Он стал членом Королевского общества, несмотря на то что президент сэр Хэмфри Дэви активно агитировал членов общества снять его кандидатуру. Когда подсчитали голоса «за» и «против», в куче белых шаров оказался лишь один чёрный шар. Вся эта история ещё раз напоминает нам, что великий ум не всегда соответствует великому сердцу. Наверное, Дэви чувствовал, что вклад Фарадея в науку превысит его собственный вклад, и у него недостало сил порадоваться успеху ученика. Петербургская, а за ней многие другие академии избрали его своим членом. Пять опытов осенью 1831 года, раскрывших тайну электромагнитной индукции, сделали 40-летнего учёного всемирно известным человеком. По существу, Фарадей вывел науку об электричестве и магнетизме с узких и кривых лабораторных тропинок на широкую дорогу, бегущую в XX век.

Ему нет ещё и 50 лет, он ещё полон энергии, но странный и неожиданный недуг поражает его, принося огромные душевные страдания: он теряет память. Он ещё читает лекции и занимается в лабораториях, но… «…Я шесть недель работал для того, – записывает он, – чтобы получить какие-нибудь результаты… Самое скверное то, что, рассматривая свои старые заметки, я убедился, что все эти результаты получены мною ещё восемь или девять месяцев назад, но я совершенно про них забыл». Он покидает институт, отдыхает, подолгу путешествует, но кошмар забвения не оставлет его. Он записывает: «Моя голова так слаба, что я не знаю, правильно ли я пишу слова». Год за годом болезнь прогрессирует, и вот новое признание в письме: «Я забываю, какими буквами изобразить то или иное слово на бумаге…» У него долгая и трудная старость, в которой болезнь год от года сужает круг его забот и страстей. 12 марта 1862 года он записал свой последний опыт, № 16041. Потом сам, вспомнив далёкую юность, переплёл лабораторные журналы, радостно ощущая, что память пальцев не изменила ему. Принц-регент подарил ему домик в королевском парке в Бэмптоне, но зачем ему этот домик, ничего уже ему не нужно. Летом 1867 года один из друзей навестил 76-летнего старика.

– Как вы себя чувствуете? – спросил друг.

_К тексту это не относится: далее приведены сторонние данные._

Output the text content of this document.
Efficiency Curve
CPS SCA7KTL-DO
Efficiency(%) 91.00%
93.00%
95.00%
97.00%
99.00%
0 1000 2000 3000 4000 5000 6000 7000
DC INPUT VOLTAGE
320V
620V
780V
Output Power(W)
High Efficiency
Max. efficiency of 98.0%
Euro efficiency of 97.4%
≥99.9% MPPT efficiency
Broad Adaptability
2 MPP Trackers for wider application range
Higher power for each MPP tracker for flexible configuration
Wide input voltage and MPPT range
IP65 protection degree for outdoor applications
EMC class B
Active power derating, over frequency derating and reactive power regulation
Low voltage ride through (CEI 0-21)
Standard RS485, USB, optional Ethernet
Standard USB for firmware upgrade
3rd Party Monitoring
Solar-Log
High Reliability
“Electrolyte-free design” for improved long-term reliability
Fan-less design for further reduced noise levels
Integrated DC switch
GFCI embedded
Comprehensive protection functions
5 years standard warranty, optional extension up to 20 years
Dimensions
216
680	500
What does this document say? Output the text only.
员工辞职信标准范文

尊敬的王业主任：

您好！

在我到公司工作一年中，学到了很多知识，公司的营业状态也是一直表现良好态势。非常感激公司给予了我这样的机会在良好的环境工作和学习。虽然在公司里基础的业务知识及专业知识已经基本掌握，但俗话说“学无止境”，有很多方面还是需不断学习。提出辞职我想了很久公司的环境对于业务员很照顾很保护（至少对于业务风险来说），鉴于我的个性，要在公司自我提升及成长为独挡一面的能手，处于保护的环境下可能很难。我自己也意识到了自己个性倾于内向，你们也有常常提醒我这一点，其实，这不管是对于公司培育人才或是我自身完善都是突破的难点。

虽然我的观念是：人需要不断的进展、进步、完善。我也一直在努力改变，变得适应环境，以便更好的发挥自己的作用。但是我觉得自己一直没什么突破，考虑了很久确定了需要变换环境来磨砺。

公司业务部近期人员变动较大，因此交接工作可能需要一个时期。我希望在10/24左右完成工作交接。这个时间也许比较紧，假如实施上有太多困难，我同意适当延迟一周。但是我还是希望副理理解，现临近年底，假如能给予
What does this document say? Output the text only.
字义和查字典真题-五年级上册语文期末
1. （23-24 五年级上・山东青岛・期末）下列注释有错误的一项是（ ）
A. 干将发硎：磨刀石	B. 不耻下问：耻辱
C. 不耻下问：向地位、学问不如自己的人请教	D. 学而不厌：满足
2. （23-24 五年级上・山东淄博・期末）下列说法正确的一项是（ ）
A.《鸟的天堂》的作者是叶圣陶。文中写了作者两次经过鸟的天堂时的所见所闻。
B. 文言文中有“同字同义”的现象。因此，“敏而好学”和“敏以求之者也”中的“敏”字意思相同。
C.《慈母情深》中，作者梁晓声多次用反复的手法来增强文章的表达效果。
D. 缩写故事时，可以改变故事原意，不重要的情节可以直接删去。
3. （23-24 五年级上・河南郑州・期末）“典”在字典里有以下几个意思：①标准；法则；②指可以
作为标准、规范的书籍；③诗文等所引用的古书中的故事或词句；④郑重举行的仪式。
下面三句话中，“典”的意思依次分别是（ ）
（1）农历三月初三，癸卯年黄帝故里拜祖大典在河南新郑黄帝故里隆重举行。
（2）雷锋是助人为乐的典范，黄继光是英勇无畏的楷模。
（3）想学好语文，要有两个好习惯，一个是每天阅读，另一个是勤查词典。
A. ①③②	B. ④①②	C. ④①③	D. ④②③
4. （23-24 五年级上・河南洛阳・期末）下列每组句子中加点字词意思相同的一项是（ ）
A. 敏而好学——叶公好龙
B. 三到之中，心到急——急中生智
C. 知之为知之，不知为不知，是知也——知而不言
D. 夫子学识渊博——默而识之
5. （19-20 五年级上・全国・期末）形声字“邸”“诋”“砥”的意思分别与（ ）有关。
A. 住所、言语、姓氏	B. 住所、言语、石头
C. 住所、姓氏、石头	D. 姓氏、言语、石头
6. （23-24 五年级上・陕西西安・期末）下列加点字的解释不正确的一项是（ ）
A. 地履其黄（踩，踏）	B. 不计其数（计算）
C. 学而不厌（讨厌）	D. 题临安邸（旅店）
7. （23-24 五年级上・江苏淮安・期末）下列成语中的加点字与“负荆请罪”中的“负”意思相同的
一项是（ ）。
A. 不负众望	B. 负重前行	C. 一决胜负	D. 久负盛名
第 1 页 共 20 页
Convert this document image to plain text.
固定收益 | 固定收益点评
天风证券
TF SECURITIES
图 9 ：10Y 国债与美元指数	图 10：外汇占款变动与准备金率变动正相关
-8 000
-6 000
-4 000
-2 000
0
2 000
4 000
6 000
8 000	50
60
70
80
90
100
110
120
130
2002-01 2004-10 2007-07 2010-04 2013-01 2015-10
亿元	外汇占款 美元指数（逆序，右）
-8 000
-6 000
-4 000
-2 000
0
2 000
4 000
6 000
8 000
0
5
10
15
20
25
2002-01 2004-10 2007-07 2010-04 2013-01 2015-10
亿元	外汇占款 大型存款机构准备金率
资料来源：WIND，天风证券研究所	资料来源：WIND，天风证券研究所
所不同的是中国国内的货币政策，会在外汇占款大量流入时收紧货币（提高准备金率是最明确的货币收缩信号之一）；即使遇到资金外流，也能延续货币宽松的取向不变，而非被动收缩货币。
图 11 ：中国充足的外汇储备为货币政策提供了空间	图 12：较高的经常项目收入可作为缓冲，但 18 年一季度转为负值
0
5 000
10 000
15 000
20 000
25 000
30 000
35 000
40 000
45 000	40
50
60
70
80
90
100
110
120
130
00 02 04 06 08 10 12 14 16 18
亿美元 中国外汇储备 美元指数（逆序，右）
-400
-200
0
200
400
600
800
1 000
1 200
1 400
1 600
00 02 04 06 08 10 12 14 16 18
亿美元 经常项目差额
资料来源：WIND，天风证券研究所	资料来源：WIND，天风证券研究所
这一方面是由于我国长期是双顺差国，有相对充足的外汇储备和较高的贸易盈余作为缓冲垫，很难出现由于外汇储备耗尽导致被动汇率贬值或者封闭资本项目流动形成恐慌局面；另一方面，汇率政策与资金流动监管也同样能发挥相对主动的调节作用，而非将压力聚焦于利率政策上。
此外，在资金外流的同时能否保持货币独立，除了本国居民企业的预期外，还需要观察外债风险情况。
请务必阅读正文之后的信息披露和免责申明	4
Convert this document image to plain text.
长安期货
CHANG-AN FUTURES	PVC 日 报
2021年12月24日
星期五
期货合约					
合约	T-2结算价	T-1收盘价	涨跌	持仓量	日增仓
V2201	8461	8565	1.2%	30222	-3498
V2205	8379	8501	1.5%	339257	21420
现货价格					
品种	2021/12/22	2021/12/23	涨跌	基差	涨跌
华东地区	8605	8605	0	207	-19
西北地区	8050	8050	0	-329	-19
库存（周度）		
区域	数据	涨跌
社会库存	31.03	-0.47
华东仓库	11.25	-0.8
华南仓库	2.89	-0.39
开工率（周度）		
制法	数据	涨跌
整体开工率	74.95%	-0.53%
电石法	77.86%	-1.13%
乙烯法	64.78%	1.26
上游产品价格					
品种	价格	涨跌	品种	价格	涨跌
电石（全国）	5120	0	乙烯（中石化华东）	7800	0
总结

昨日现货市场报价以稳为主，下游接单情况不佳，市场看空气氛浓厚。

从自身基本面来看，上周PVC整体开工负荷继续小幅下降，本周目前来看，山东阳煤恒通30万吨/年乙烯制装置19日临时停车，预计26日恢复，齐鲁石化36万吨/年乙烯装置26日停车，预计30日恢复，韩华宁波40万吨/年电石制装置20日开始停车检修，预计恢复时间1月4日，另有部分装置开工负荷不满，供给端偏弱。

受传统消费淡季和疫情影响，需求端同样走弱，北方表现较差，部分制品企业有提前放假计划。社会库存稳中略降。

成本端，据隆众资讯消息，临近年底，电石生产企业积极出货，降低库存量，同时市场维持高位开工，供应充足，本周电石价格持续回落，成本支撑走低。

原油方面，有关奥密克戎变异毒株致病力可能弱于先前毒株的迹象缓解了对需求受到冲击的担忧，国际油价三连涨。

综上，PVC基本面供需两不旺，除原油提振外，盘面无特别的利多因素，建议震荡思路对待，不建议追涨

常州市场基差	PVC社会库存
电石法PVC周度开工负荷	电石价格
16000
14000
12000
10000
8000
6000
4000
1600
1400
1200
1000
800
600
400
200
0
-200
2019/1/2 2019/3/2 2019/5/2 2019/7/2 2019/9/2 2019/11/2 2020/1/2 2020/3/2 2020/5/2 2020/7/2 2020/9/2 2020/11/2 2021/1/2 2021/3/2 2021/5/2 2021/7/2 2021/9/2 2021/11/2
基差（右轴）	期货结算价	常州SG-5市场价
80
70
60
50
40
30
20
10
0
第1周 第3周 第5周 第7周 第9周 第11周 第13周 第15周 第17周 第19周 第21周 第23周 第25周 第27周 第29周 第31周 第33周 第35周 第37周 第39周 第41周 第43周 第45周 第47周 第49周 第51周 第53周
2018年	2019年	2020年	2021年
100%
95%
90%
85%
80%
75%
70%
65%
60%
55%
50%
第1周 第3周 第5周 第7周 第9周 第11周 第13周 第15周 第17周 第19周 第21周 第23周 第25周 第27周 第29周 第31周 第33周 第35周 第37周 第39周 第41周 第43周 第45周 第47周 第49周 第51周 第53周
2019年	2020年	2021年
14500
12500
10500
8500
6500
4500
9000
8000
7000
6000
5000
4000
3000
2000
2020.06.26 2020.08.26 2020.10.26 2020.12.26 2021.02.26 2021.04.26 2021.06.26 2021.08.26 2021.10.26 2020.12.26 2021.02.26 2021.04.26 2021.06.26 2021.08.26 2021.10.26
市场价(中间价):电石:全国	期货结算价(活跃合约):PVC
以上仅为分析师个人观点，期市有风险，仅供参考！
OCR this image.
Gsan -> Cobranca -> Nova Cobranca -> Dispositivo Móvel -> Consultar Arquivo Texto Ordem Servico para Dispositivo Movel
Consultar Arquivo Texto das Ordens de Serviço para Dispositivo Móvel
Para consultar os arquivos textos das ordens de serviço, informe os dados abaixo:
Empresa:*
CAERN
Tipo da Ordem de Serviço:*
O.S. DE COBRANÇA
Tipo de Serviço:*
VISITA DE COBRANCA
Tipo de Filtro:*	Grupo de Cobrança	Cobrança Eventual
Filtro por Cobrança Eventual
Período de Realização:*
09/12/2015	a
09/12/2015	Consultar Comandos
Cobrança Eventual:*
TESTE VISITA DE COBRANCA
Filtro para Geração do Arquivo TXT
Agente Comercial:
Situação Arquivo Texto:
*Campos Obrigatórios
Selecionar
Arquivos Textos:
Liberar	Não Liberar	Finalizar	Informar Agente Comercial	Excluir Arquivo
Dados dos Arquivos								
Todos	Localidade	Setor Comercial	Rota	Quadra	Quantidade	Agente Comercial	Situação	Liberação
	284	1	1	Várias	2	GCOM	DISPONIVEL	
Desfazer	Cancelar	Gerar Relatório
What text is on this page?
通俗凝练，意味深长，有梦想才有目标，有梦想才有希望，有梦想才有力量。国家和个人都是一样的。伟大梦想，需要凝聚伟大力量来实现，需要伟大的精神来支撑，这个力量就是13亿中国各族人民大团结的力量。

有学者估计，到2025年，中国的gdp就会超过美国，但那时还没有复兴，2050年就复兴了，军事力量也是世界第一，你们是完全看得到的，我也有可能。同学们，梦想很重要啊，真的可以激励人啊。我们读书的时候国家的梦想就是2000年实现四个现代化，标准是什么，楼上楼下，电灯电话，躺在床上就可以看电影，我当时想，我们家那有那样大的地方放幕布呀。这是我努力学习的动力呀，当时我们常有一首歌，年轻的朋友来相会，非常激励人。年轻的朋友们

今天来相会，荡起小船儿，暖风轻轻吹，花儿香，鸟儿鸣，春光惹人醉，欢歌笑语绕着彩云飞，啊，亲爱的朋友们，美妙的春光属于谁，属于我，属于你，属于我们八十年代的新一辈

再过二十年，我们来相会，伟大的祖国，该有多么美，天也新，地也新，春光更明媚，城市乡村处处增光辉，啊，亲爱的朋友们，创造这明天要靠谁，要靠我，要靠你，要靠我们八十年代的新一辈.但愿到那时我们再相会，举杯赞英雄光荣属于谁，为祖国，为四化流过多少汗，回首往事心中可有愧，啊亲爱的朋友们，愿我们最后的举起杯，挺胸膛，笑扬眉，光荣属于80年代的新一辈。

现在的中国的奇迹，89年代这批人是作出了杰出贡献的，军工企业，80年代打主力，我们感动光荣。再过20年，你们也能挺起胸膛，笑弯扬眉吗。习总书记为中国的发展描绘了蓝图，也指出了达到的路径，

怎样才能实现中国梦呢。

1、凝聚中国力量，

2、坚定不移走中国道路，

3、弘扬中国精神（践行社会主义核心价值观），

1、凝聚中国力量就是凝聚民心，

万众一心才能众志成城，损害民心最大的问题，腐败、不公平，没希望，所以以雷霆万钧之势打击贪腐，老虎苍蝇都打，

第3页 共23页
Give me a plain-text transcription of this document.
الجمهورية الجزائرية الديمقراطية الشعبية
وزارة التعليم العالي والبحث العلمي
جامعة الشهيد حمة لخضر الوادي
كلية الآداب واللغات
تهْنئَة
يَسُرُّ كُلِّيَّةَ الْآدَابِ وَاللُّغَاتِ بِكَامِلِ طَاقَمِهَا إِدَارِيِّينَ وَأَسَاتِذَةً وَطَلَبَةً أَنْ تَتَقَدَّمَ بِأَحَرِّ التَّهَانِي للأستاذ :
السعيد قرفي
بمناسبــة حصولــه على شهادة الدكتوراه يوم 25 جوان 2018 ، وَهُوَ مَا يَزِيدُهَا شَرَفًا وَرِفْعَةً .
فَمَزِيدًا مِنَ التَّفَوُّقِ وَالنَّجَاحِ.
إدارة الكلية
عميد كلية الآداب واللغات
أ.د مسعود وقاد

– Я жду, – с улыбкой ответил Фарадей.

Он умер в кресле за рабочим столом. После его смерти многие вспоминали, что он долгое время носил в кармане маленькую медную спиральку и часто, не слыша людских голосов и музыки, позабыв о собеседниках и оставив закуски, вертел её в пальцах, погруженный в мысли, недоступные другим. Знаменитый физик, химик и талантливый историк науки Вильгельм Фридрих Оствальд сказал о Майкле Фарадее: «Имея перед глазами общую картину научной деятельности Фарадея, мы живо чувствуем, что перед нами единственное в своём роде явление в истории науки. Правда, можно найти ещё много исследователей, посвятивших всю свою жизнь или большую часть её только одной главной задаче; но никому другому, пожалуй, не дано было достигнуть при добровольном самоограничении такой глубины при таком разнообразии».